The Summer of the Shark | The Lincoln Logue
We're addicted to catastrophe and the MSM is our dealer.
It was about 8 in the morning. The shadows had begun their long stretch into the fall. In Minneapolis, where I lived with my fiancé, you try to squeeze out every last drop of warmth and sunshine before winter drops the hammer. When I lived there, I’d mark the moment every year when I felt winter. It was usually in October, right after the sun went down and the wind changed. It wasn’t like a shift in direction. It was a shift in quality, security. You could feel the bite of winter and it was dark.
Anyway. It was still warm, and the light was dusky golden, and it had been a good summer.
I was driving to work in Plymouth, pretty much parked on Highway 100, listening to Morning Edition. I don’t remember who the host was, but they interrupted an interview with some breaking news. I need to, uh, break in here for a sec. We’ve got reports that an airplane has crashed into one of the Twin Towers.
I turned the radio up.
Whoever the guest was, they sorta chuckled. I can’t forget that. They said something like, Wow. I know the Empire State Building has been crashed into before, right?
I reached for my Nokia and dialed up my fiancé. We were both breaking news junkies, and I knew she was probably still asleep. I felt giddy about dropping something new on her.

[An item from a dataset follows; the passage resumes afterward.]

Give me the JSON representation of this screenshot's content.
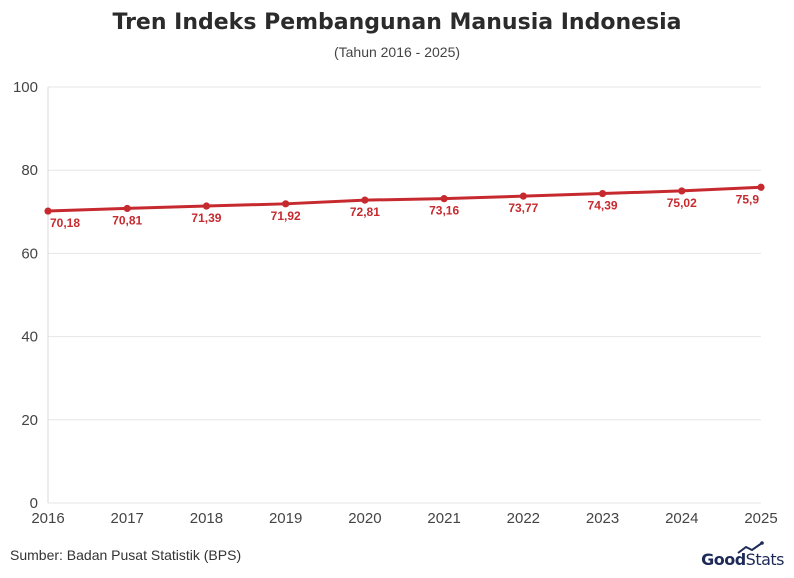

By the time I pulled into the parking lot at work, of course, the world had changed.
The Summer of the Shark
That summer, the country had been in a panic about sharks. Just after the 4th of July, an 8-year-old boy named Jessie Arbogast was severely injured by a bull shark around Pensacola. His arm was bitten off and later retrieved and reattached.
Network news went wild.
Any run-in with sharks after that spun up the machine. A surfer not far from where Arbogast was mulled got a nip on the foot, and the country exploded into hysteria.
Panels were empanneled. Discussion groups discussed. Each and every shark incident was approached with the kind of internal heat and focus you’d find at a train derailment.
Then, on Labor Day weekend, a ten-year-old named David Peltier was killed in the waters around Virginia Beach. Off Cape Hatteras, a 26-year-old named Sergei Zaloukaev was attacked and killed, and his girlfriend, Natalia Slobodskaya, lost a leg.
What the hell was going on with these sharks? Have they finally had enough?!